Stan Pearson

Personal information
- Full name: Stanley Clare Pearson
- Date of birth: 11 January 1919
- Place of birth: Salford, England
- Date of death: 20 February 1997 (aged 78)
- Place of death: Alderley Edge, England
- Height: 5 ft 9 in (1.75 m)
- Position: Inside forward

Youth career
- 1935–1937: Manchester United

Senior career*
- Years: Team / Apps / (Gls)
- 1936–1954: Manchester United / 312 / (127)
- 1954–1957: Bury / 121 / (56)
- 1957–1959: Chester / 57 / (16)
- Total:  / 490 / (199)

International career
- 1948–1952: England / 8 / (5)

Managerial career
- 1959–1961: Chester

= Stan Pearson =

English footballer (1919–1997)

Stanley Clare Pearson (11 January 1919 – 20 February 1997) was an English footballer.

Born in Salford, Lancashire, Pearson was signed by Manchester United as an amateur in December 1935 and turned professional in May 1937. His first senior game came against Chesterfield in 1937. When his career was interrupted by the Second World War, he served with the 2nd/4th Lancashires.
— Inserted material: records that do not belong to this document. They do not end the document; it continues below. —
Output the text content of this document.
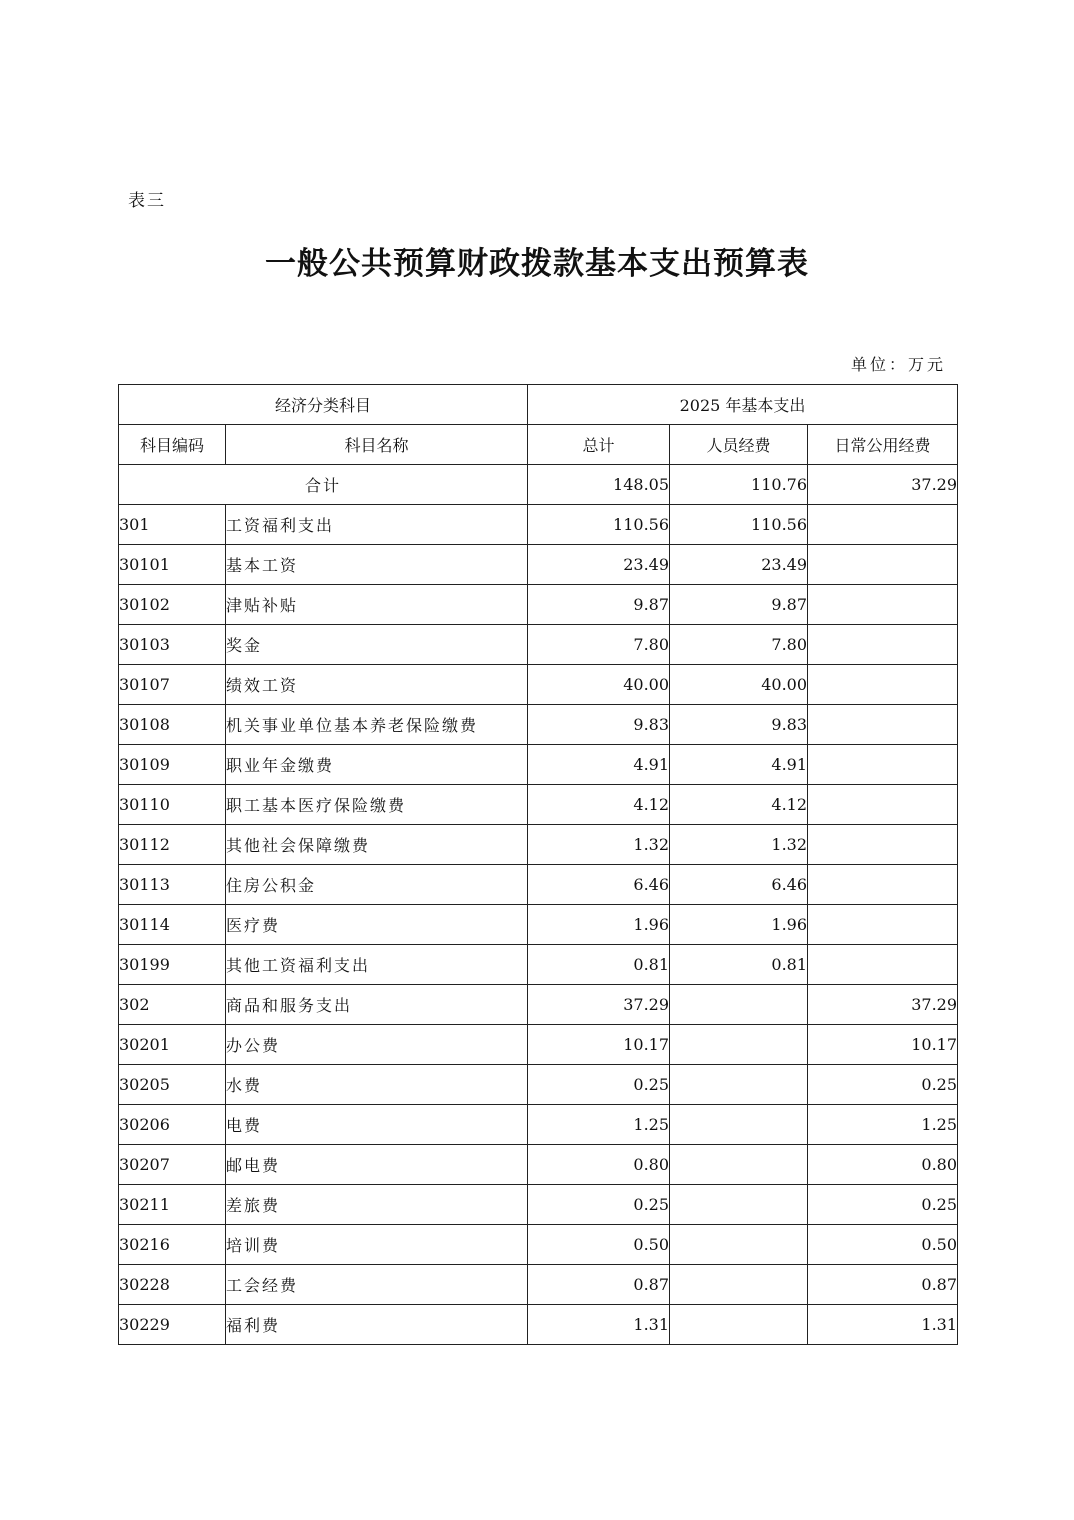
表三
一般公共预算财政拨款基本支出预算表
单位：万元
经济分类科目		2025 年基本支出		
科目编码	科目名称	总计	人员经费	日常公用经费
合计		148.05	110.76	37.29
301	工资福利支出	110.56	110.56	
30101	基本工资	23.49	23.49	
30102	津贴补贴	9.87	9.87	
30103	奖金	7.80	7.80	
30107	绩效工资	40.00	40.00	
30108	机关事业单位基本养老保险缴费	9.83	9.83	
30109	职业年金缴费	4.91	4.91	
30110	职工基本医疗保险缴费	4.12	4.12	
30112	其他社会保障缴费	1.32	1.32	
30113	住房公积金	6.46	6.46	
30114	医疗费	1.96	1.96	
30199	其他工资福利支出	0.81	0.81	
302	商品和服务支出	37.29		37.29
30201	办公费	10.17		10.17
30205	水费	0.25		0.25
30206	电费	1.25		1.25
30207	邮电费	0.80		0.80
30211	差旅费	0.25		0.25
30216	培训费	0.50		0.50
30228	工会经费	0.87		0.87
30229	福利费	1.31		1.31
He helped United win the 1948 FA Cup (scoring in the final) and 1952 league championship. He retired in 1953 with 148 career goals (good for 9th in team history) in 343 appearances; just two goals behind Ruud van Nistelrooy. During his time at Manchester United, he scored five hat-tricks; four in the league and one in the FA Cup. His first came in a 5–0 victory over Liverpool in 1946, and in the 1948 FA Cup semi-final he scored all the goals when United won 3–1 against Derby County at Hillsborough in Sheffield. His hat-trick against Liverpool in September 1946 occurred at Maine Road (due to bomb damage to Old Trafford), and would be the last hat-trick by a Manchester United player against the Anfield club until September 2010, when Bulgarian Dimitar Berbatov scored all three of United's goals in a 3–2 league win at Old Trafford.
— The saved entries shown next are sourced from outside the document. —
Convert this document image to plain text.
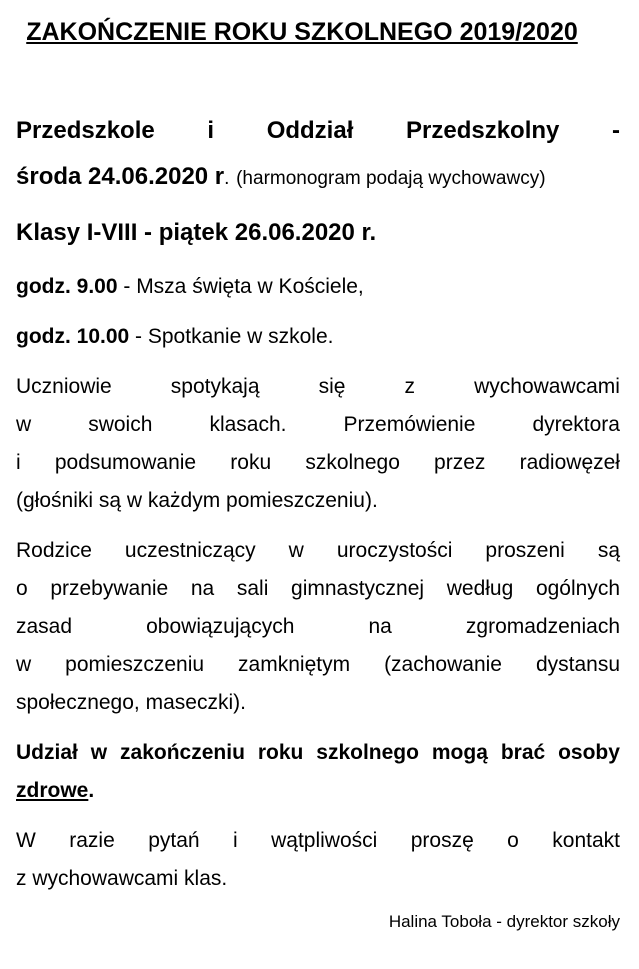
ZAKOŃCZENIE ROKU SZKOLNEGO 2019/2020
Przedszkole i Oddział Przedszkolny -
środa 24.06.2020 r. (harmonogram podają wychowawcy)
Klasy I-VIII - piątek 26.06.2020 r.
godz. 9.00 - Msza święta w Kościele,
godz. 10.00 - Spotkanie w szkole.
Uczniowie	spotykają	się	z	wychowawcami
w	swoich	klasach.	Przemówienie	dyrektora
i podsumowanie roku szkolnego przez radiowęzeł
(głośniki są w każdym pomieszczeniu).
Rodzice uczestniczący w uroczystości proszeni są
o przebywanie na sali gimnastycznej według ogólnych
zasad	obowiązujących	na	zgromadzeniach
w pomieszczeniu zamkniętym (zachowanie dystansu
społecznego, maseczki).
Udział w zakończeniu roku szkolnego mogą brać osoby
zdrowe.
W razie pytań i wątpliwości proszę o kontakt
z wychowawcami klas.
Halina Toboła - dyrektor szkoły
Pearson went on to average more than one goal every two games in three years at Bury before his playing career ended with two years at Chester from 1957 to 1959. At 40 years, 101 days, Pearson remains the oldest player to make a Football League appearance for the club when he played his final match against Crewe Alexandra on 22 April 1959.

Upon his retirement, Pearson was a popular appointment as Chester manager after John Harris moved to Sheffield United. Despite making signings such as his former Manchester United colleague Frank Clempson, Chester struggled during Pearson's reign in charge. After finishing 20th and 24th in successive Division Four seasons, Pearson left the club following a 1–0 home defeat to non-league Morecambe in November 1961 in the FA Cup.

After retiring from football Pearson became sub-postmaster of Prestbury Post Office in Cheshire. He died at Alderley Edge, Cheshire, in February 1997, aged 78.